Mikhail T. mi+t at aldan.algebra.com
Sun Mar 29 15:25:53 UTC 2020


On 28.03.20 20:47, Jan Beich wrote:
> Lack of the homework.

I really don't understand this, Jan... Let's replay:

 1. I wanted to install Seamonkey on a system I'm dressing up, and
    found, that the port is no longer available.
 2. I looked for the final commit-message, and found:
     1. it was deleted by you, last year;
     2. it was deleted for lack of updates.
 3. So, I looked at the upstream's site, and found, that they've made
    several releases since then, most recent -- last month.
 4. I then wrote you an e-mail inquiring, if the port can be restored...

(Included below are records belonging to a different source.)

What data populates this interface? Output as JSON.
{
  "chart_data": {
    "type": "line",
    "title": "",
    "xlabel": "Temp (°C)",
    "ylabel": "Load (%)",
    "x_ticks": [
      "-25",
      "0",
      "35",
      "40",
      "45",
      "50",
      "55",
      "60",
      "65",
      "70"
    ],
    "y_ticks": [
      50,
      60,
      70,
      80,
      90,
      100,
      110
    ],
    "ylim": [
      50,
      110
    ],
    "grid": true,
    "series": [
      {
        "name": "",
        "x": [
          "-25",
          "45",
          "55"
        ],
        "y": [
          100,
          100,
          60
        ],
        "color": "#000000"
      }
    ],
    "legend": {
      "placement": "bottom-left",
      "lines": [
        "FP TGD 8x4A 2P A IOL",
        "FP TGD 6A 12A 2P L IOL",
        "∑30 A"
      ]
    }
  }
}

Do the 2. and the 3. not qualify as "homework"? What more should I have 
done before approaching you for comment?

> Patches do the talking better.
So, you're angry at me for not doing the work, which you're trying to 
dissuade me from doing in the first place?

> According to SeaMonkey 2.53.1 release notes the engine was updated to
> Firefox 60.2ser with security fixes up to Firefox 72. Current version of
> Firefox is 74 while 75 is expected next week. Finding applicable
> vulnerabilities requires checking the code e.g., trying every fix
> against SeaMonkey tree but assuming some rebase churn.

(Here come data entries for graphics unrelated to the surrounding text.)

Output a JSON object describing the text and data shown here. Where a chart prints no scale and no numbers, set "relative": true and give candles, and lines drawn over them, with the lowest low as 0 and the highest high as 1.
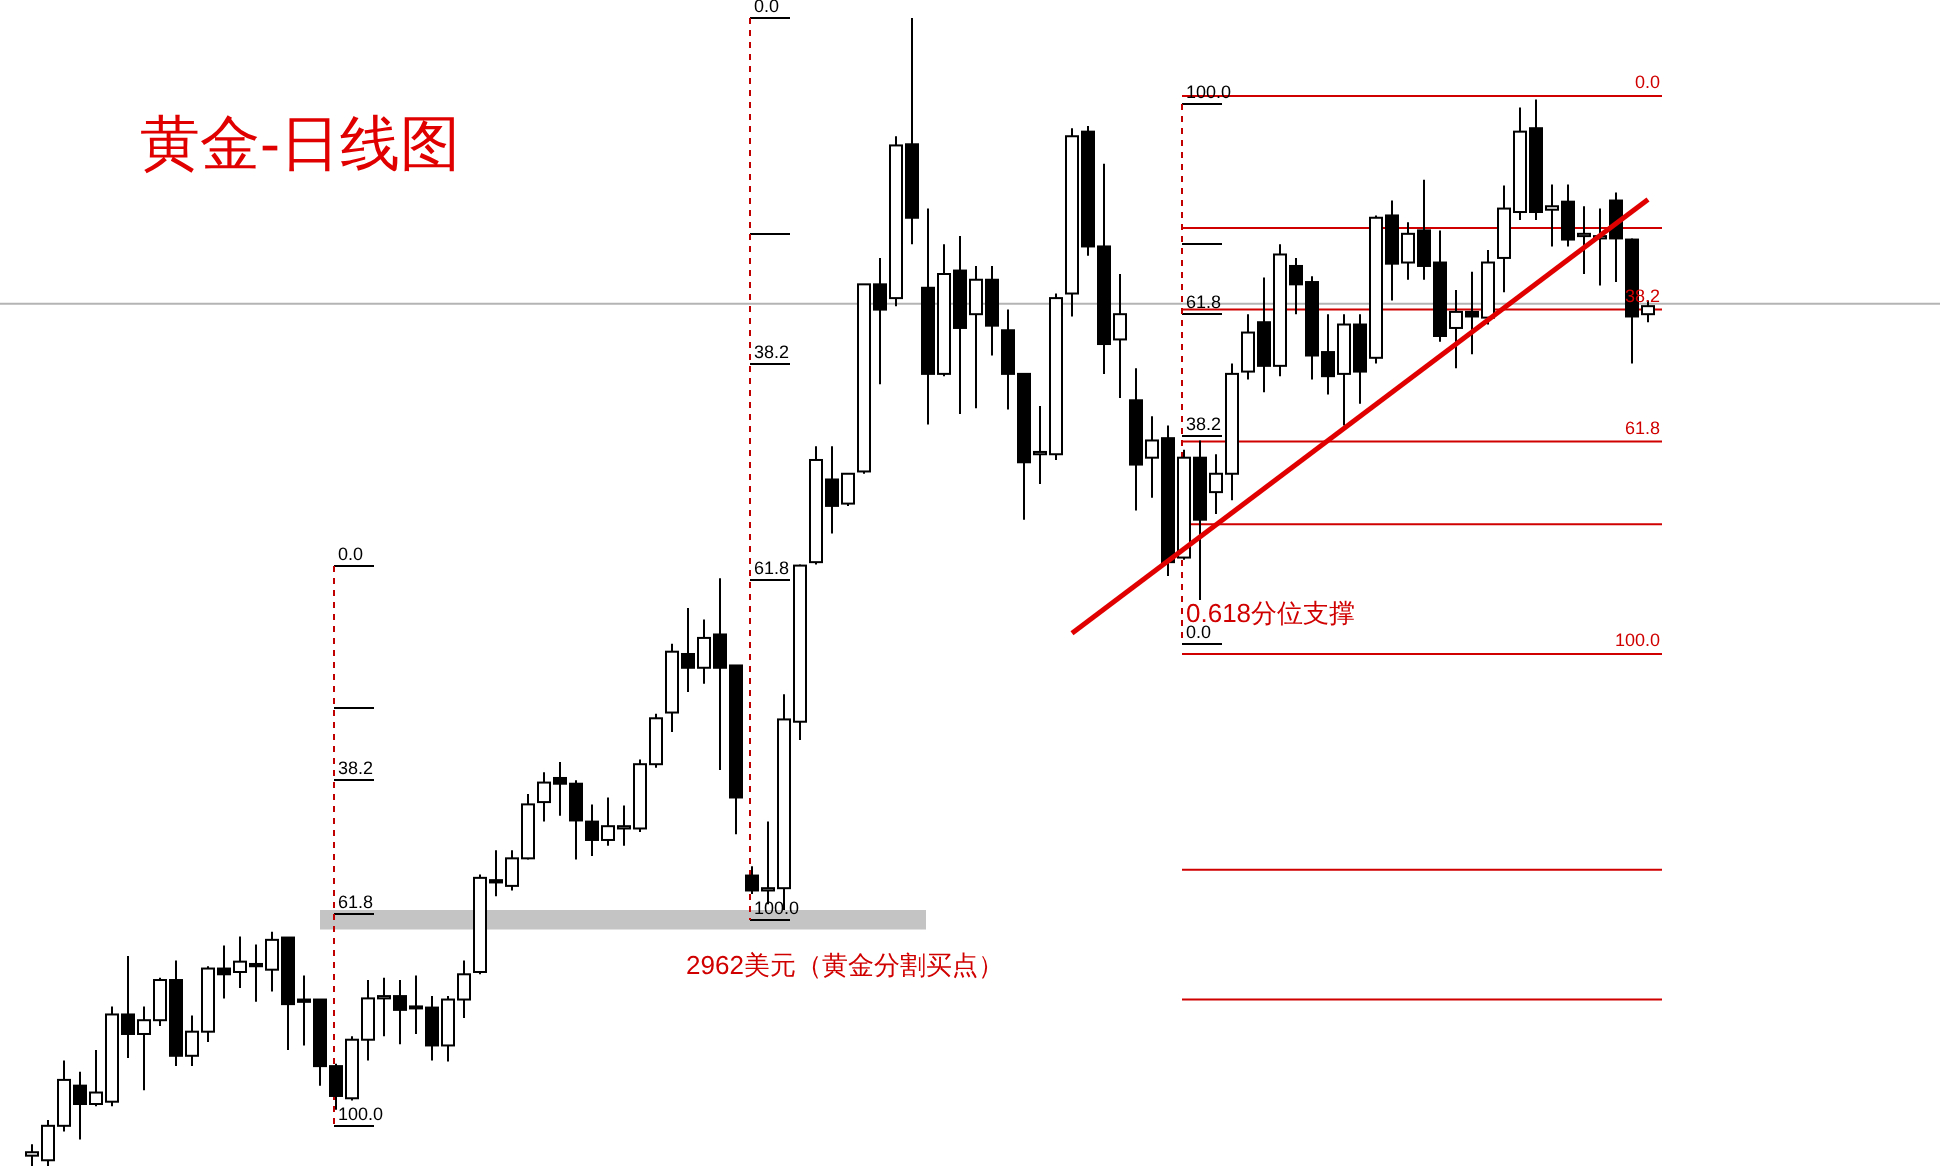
{
  "chart_data": {
    "type": "candlestick",
    "title": "黄金-日线图",
    "relative": true,
    "categories": [
      null,
      null,
      null,
      null,
      null,
      null,
      null,
      null,
      null,
      null,
      null,
      null,
      null,
      null,
      null,
      null,
      null,
      null,
      null,
      null,
      null,
      null,
      null,
      null,
      null,
      null,
      null,
      null,
      null,
      null,
      null,
      null,
      null,
      null,
      null,
      null,
      null,
      null,
      null,
      null,
      null,
      null,
      null,
      null,
      null,
      null,
      null,
      null,
      null,
      null,
      null,
      null,
      null,
      null,
      null,
      null,
      null,
      null,
      null,
      null,
      null,
      null,
      null,
      null,
      null,
      null,
      null,
      null,
      null,
      null,
      null,
      null,
      null,
      null,
      null,
      null,
      null,
      null,
      null,
      null,
      null,
      null,
      null,
      null,
      null,
      null,
      null,
      null,
      null,
      null,
      null,
      null,
      null,
      null,
      null,
      null,
      null,
      null,
      null,
      null,
      null,
      null
    ],
    "ohlc": [
      [
        0.009,
        0.019,
        0,
        0.012
      ],
      [
        0.005,
        0.04,
        0,
        0.035
      ],
      [
        0.035,
        0.092,
        0.03,
        0.075
      ],
      [
        0.07,
        0.082,
        0.023,
        0.054
      ],
      [
        0.054,
        0.101,
        0.052,
        0.064
      ],
      [
        0.056,
        0.139,
        0.052,
        0.132
      ],
      [
        0.132,
        0.183,
        0.094,
        0.115
      ],
      [
        0.115,
        0.139,
        0.066,
        0.127
      ],
      [
        0.127,
        0.164,
        0.122,
        0.162
      ],
      [
        0.162,
        0.179,
        0.087,
        0.096
      ],
      [
        0.096,
        0.131,
        0.087,
        0.117
      ],
      [
        0.117,
        0.174,
        0.108,
        0.172
      ],
      [
        0.172,
        0.192,
        0.146,
        0.167
      ],
      [
        0.169,
        0.2,
        0.155,
        0.178
      ],
      [
        0.176,
        0.193,
        0.143,
        0.174
      ],
      [
        0.171,
        0.204,
        0.152,
        0.197
      ],
      [
        0.199,
        0.199,
        0.101,
        0.141
      ],
      [
        0.145,
        0.166,
        0.105,
        0.143
      ],
      [
        0.145,
        0.145,
        0.07,
        0.087
      ],
      [
        0.087,
        0.089,
        0.049,
        0.061
      ],
      [
        0.059,
        0.113,
        0.057,
        0.11
      ],
      [
        0.11,
        0.162,
        0.092,
        0.146
      ],
      [
        0.146,
        0.164,
        0.113,
        0.148
      ],
      [
        0.148,
        0.162,
        0.106,
        0.136
      ],
      [
        0.138,
        0.166,
        0.115,
        0.139
      ],
      [
        0.138,
        0.148,
        0.092,
        0.105
      ],
      [
        0.105,
        0.148,
        0.091,
        0.145
      ],
      [
        0.145,
        0.179,
        0.129,
        0.167
      ],
      [
        0.169,
        0.254,
        0.167,
        0.251
      ],
      [
        0.249,
        0.275,
        0.235,
        0.247
      ],
      [
        0.244,
        0.275,
        0.24,
        0.268
      ],
      [
        0.268,
        0.324,
        0.267,
        0.315
      ],
      [
        0.317,
        0.343,
        0.3,
        0.334
      ],
      [
        0.338,
        0.352,
        0.305,
        0.333
      ],
      [
        0.333,
        0.336,
        0.267,
        0.301
      ],
      [
        0.3,
        0.315,
        0.27,
        0.284
      ],
      [
        0.284,
        0.321,
        0.279,
        0.296
      ],
      [
        0.294,
        0.314,
        0.279,
        0.296
      ],
      [
        0.294,
        0.354,
        0.291,
        0.35
      ],
      [
        0.35,
        0.394,
        0.347,
        0.39
      ],
      [
        0.395,
        0.455,
        0.378,
        0.448
      ],
      [
        0.446,
        0.486,
        0.413,
        0.434
      ],
      [
        0.434,
        0.476,
        0.42,
        0.46
      ],
      [
        0.463,
        0.512,
        0.345,
        0.434
      ],
      [
        0.436,
        0.436,
        0.289,
        0.321
      ],
      [
        0.253,
        0.261,
        0.237,
        0.24
      ],
      [
        0.24,
        0.3,
        0.228,
        0.242
      ],
      [
        0.242,
        0.411,
        0.223,
        0.389
      ],
      [
        0.387,
        0.524,
        0.371,
        0.523
      ],
      [
        0.526,
        0.627,
        0.524,
        0.615
      ],
      [
        0.598,
        0.627,
        0.551,
        0.575
      ],
      [
        0.577,
        0.603,
        0.575,
        0.603
      ],
      [
        0.605,
        0.768,
        0.603,
        0.768
      ],
      [
        0.768,
        0.791,
        0.681,
        0.746
      ],
      [
        0.756,
        0.897,
        0.749,
        0.889
      ],
      [
        0.89,
        1.0,
        0.803,
        0.826
      ],
      [
        0.765,
        0.834,
        0.646,
        0.69
      ],
      [
        0.69,
        0.803,
        0.688,
        0.777
      ],
      [
        0.78,
        0.81,
        0.655,
        0.73
      ],
      [
        0.742,
        0.784,
        0.66,
        0.772
      ],
      [
        0.772,
        0.784,
        0.706,
        0.732
      ],
      [
        0.728,
        0.746,
        0.659,
        0.69
      ],
      [
        0.69,
        0.69,
        0.563,
        0.613
      ],
      [
        0.62,
        0.662,
        0.594,
        0.622
      ],
      [
        0.62,
        0.76,
        0.615,
        0.756
      ],
      [
        0.76,
        0.904,
        0.74,
        0.897
      ],
      [
        0.901,
        0.906,
        0.793,
        0.801
      ],
      [
        0.801,
        0.873,
        0.69,
        0.716
      ],
      [
        0.72,
        0.777,
        0.669,
        0.742
      ],
      [
        0.667,
        0.695,
        0.571,
        0.611
      ],
      [
        0.617,
        0.653,
        0.582,
        0.632
      ],
      [
        0.634,
        0.645,
        0.514,
        0.526
      ],
      [
        0.53,
        0.624,
        0.528,
        0.617
      ],
      [
        0.617,
        0.632,
        0.493,
        0.563
      ],
      [
        0.587,
        0.62,
        0.568,
        0.603
      ],
      [
        0.603,
        0.699,
        0.58,
        0.69
      ],
      [
        0.692,
        0.742,
        0.685,
        0.726
      ],
      [
        0.735,
        0.774,
        0.674,
        0.697
      ],
      [
        0.697,
        0.803,
        0.688,
        0.794
      ],
      [
        0.784,
        0.791,
        0.742,
        0.768
      ],
      [
        0.77,
        0.775,
        0.685,
        0.706
      ],
      [
        0.709,
        0.742,
        0.672,
        0.688
      ],
      [
        0.69,
        0.742,
        0.645,
        0.733
      ],
      [
        0.733,
        0.742,
        0.664,
        0.692
      ],
      [
        0.704,
        0.828,
        0.699,
        0.826
      ],
      [
        0.828,
        0.841,
        0.754,
        0.786
      ],
      [
        0.787,
        0.822,
        0.772,
        0.812
      ],
      [
        0.815,
        0.859,
        0.772,
        0.784
      ],
      [
        0.787,
        0.815,
        0.718,
        0.723
      ],
      [
        0.73,
        0.763,
        0.695,
        0.744
      ],
      [
        0.744,
        0.779,
        0.707,
        0.74
      ],
      [
        0.739,
        0.798,
        0.733,
        0.787
      ],
      [
        0.791,
        0.854,
        0.761,
        0.834
      ],
      [
        0.831,
        0.922,
        0.824,
        0.901
      ],
      [
        0.904,
        0.929,
        0.824,
        0.831
      ],
      [
        0.833,
        0.855,
        0.801,
        0.836
      ],
      [
        0.84,
        0.855,
        0.801,
        0.807
      ],
      [
        0.81,
        0.836,
        0.777,
        0.812
      ],
      [
        0.808,
        0.834,
        0.767,
        0.81
      ],
      [
        0.841,
        0.848,
        0.77,
        0.808
      ],
      [
        0.807,
        0.808,
        0.699,
        0.74
      ],
      [
        0.742,
        0.754,
        0.735,
        0.749
      ]
    ],
    "series": [
      {
        "type": "line",
        "color": "#e00000",
        "values": [
          null,
          null,
          null,
          null,
          null,
          null,
          null,
          null,
          null,
          null,
          null,
          null,
          null,
          null,
          null,
          null,
          null,
          null,
          null,
          null,
          null,
          null,
          null,
          null,
          null,
          null,
          null,
          null,
          null,
          null,
          null,
          null,
          null,
          null,
          null,
          null,
          null,
          null,
          null,
          null,
          null,
          null,
          null,
          null,
          null,
          null,
          null,
          null,
          null,
          null,
          null,
          null,
          null,
          null,
          null,
          null,
          null,
          null,
          null,
          null,
          null,
          null,
          null,
          null,
          null,
          0.464,
          null,
          null,
          null,
          null,
          null,
          null,
          null,
          null,
          null,
          null,
          null,
          null,
          null,
          null,
          null,
          null,
          null,
          null,
          null,
          null,
          null,
          null,
          null,
          null,
          null,
          null,
          null,
          null,
          null,
          null,
          null,
          null,
          null,
          null,
          null,
          0.842
        ]
      }
    ],
    "ref_lines": [
      {
        "axis": "y",
        "value": 0.932,
        "color": "#d00000"
      },
      {
        "axis": "y",
        "value": 0.817,
        "color": "#d00000"
      },
      {
        "axis": "y",
        "value": 0.746,
        "color": "#d00000"
      },
      {
        "axis": "y",
        "value": 0.631,
        "color": "#d00000"
      },
      {
        "axis": "y",
        "value": 0.559,
        "color": "#d00000"
      },
      {
        "axis": "y",
        "value": 0.446,
        "color": "#d00000"
      },
      {
        "axis": "y",
        "value": 0.258,
        "color": "#d00000"
      },
      {
        "axis": "y",
        "value": 0.145,
        "color": "#d00000"
      },
      {
        "axis": "y",
        "value": 0.751,
        "color": "#b4b4b4"
      }
    ],
    "bands": [
      {
        "axis": "y",
        "from": 0.206,
        "to": 0.223,
        "color": "#c4c4c4"
      }
    ],
    "annotations": [
      "0.0",
      "38.2",
      "61.8",
      "100.0",
      "0.0",
      "38.2",
      "61.8",
      "100.0",
      "100.0",
      "61.8",
      "38.2",
      "0.0",
      "0.0",
      "38.2",
      "61.8",
      "100.0",
      "0.618分位支撑",
      "2962美元（黄金分割买点）"
    ]
  }
}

So, your earlier statement about it still being vulnerable is not based 
on any such research, and cannot be substantiated?..

I guess, the port really can be restored...

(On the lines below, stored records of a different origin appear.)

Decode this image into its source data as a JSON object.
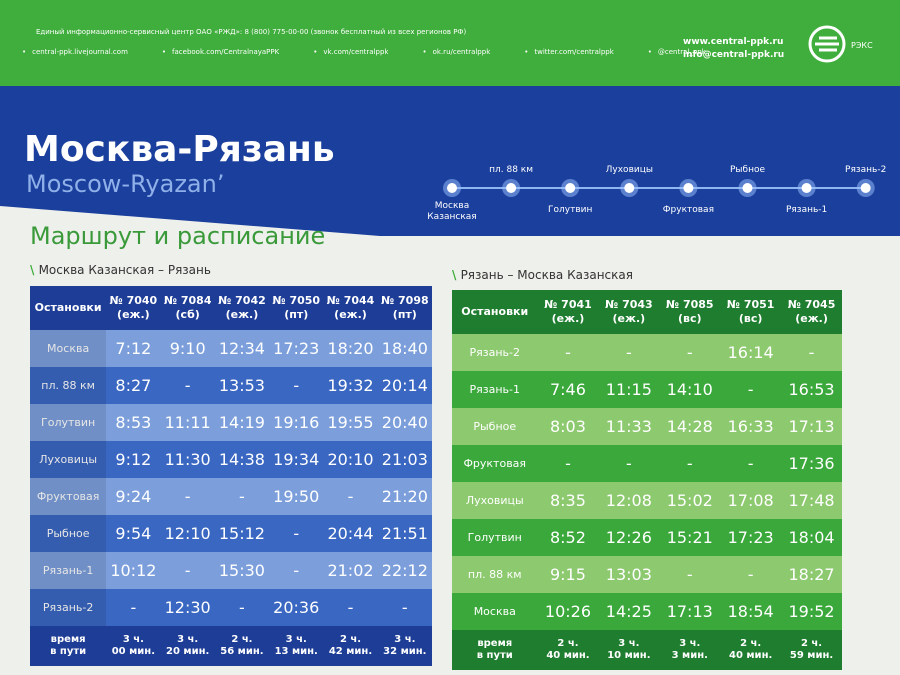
{
  "header": {
    "info": "Единый информационно-сервисный центр ОАО «РЖД»: 8 (800) 775-00-00 (звонок бесплатный из всех регионов РФ)",
    "links": [
      "central-ppk.livejournal.com",
      "facebook.com/CentralnayaPPK",
      "vk.com/centralppk",
      "ok.ru/centralppk",
      "twitter.com/centralppk",
      "@central_ppk"
    ],
    "site": "www.central-ppk.ru",
    "email": "info@central-ppk.ru",
    "logo": "РЭКС"
  },
  "title": "Москва-Рязань",
  "subtitle": "Moscow-Ryazan’",
  "route": [
    "Москва Казанская",
    "пл. 88 км",
    "Голутвин",
    "Луховицы",
    "Фруктовая",
    "Рыбное",
    "Рязань-1",
    "Рязань-2"
  ],
  "section": "Маршрут и расписание",
  "tables": [
    {
      "title": "Москва Казанская – Рязань",
      "stop_header": "Остановки",
      "trains": [
        [
          "№ 7040",
          "(еж.)"
        ],
        [
          "№ 7084",
          "(сб)"
        ],
        [
          "№ 7042",
          "(еж.)"
        ],
        [
          "№ 7050",
          "(пт)"
        ],
        [
          "№ 7044",
          "(еж.)"
        ],
        [
          "№ 7098",
          "(пт)"
        ]
      ],
      "rows": [
        [
          "Москва",
          "7:12",
          "9:10",
          "12:34",
          "17:23",
          "18:20",
          "18:40"
        ],
        [
          "пл. 88 км",
          "8:27",
          "-",
          "13:53",
          "-",
          "19:32",
          "20:14"
        ],
        [
          "Голутвин",
          "8:53",
          "11:11",
          "14:19",
          "19:16",
          "19:55",
          "20:40"
        ],
        [
          "Луховицы",
          "9:12",
          "11:30",
          "14:38",
          "19:34",
          "20:10",
          "21:03"
        ],
        [
          "Фруктовая",
          "9:24",
          "-",
          "-",
          "19:50",
          "-",
          "21:20"
        ],
        [
          "Рыбное",
          "9:54",
          "12:10",
          "15:12",
          "-",
          "20:44",
          "21:51"
        ],
        [
          "Рязань-1",
          "10:12",
          "-",
          "15:30",
          "-",
          "21:02",
          "22:12"
        ],
        [
          "Рязань-2",
          "-",
          "12:30",
          "-",
          "20:36",
          "-",
          "-"
        ]
      ],
      "travel_label": [
        "время",
        "в пути"
      ],
      "travel": [
        [
          "3 ч.",
          "00 мин."
        ],
        [
          "3 ч.",
          "20 мин."
        ],
        [
          "2 ч.",
          "56 мин."
        ],
        [
          "3 ч.",
          "13 мин."
        ],
        [
          "2 ч.",
          "42 мин."
        ],
        [
          "3 ч.",
          "32 мин."
        ]
      ]
    },
    {
      "title": "Рязань – Москва Казанская",
      "stop_header": "Остановки",
      "trains": [
        [
          "№ 7041",
          "(еж.)"
        ],
        [
          "№ 7043",
          "(еж.)"
        ],
        [
          "№ 7085",
          "(вс)"
        ],
        [
          "№ 7051",
          "(вс)"
        ],
        [
          "№ 7045",
          "(еж.)"
        ]
      ],
      "rows": [
        [
          "Рязань-2",
          "-",
          "-",
          "-",
          "16:14",
          "-"
        ],
        [
          "Рязань-1",
          "7:46",
          "11:15",
          "14:10",
          "-",
          "16:53"
        ],
        [
          "Рыбное",
          "8:03",
          "11:33",
          "14:28",
          "16:33",
          "17:13"
        ],
        [
          "Фруктовая",
          "-",
          "-",
          "-",
          "-",
          "17:36"
        ],
        [
          "Луховицы",
          "8:35",
          "12:08",
          "15:02",
          "17:08",
          "17:48"
        ],
        [
          "Голутвин",
          "8:52",
          "12:26",
          "15:21",
          "17:23",
          "18:04"
        ],
        [
          "пл. 88 км",
          "9:15",
          "13:03",
          "-",
          "-",
          "18:27"
        ],
        [
          "Москва",
          "10:26",
          "14:25",
          "17:13",
          "18:54",
          "19:52"
        ]
      ],
      "travel_label": [
        "время",
        "в пути"
      ],
      "travel": [
        [
          "2 ч.",
          "40 мин."
        ],
        [
          "3 ч.",
          "10 мин."
        ],
        [
          "3 ч.",
          "3 мин."
        ],
        [
          "2 ч.",
          "40 мин."
        ],
        [
          "2 ч.",
          "59 мин."
        ]
      ]
    }
  ]
}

>>> I'm only opposed on using Mk/bsd.gecko.mk and having gecko@ as the maintainer.
>> I understand the latter, but not the former. As long as gecko@ are not
>> responsible for it, what's wrong with still using bsd.gecko.mk?
> portmgr@ expects ports/ to not break ports maintained by others. Being
> forced to test and avoid breaking bsd.gecko.mk consumers that I don't
> maintain is exhausting.
I understand, what you mean, but do not accept this reasoning. Imagine 
sed-, sh-, or awk-maintainers taking the same attitude, for example... 
It is part of FreeBSD -- everyone can use it.
> Besides, the file has been planned for removal for months/years due to unnecessarily complicating maintenance.
This is a much better reason...
> See www/cliqz for an example of a Firefox fork that doesn't use bsd.gecko.mk.
Thanks for the pointer, never heard of cliqz before -- will definitely 
check out both the browser itself and the port.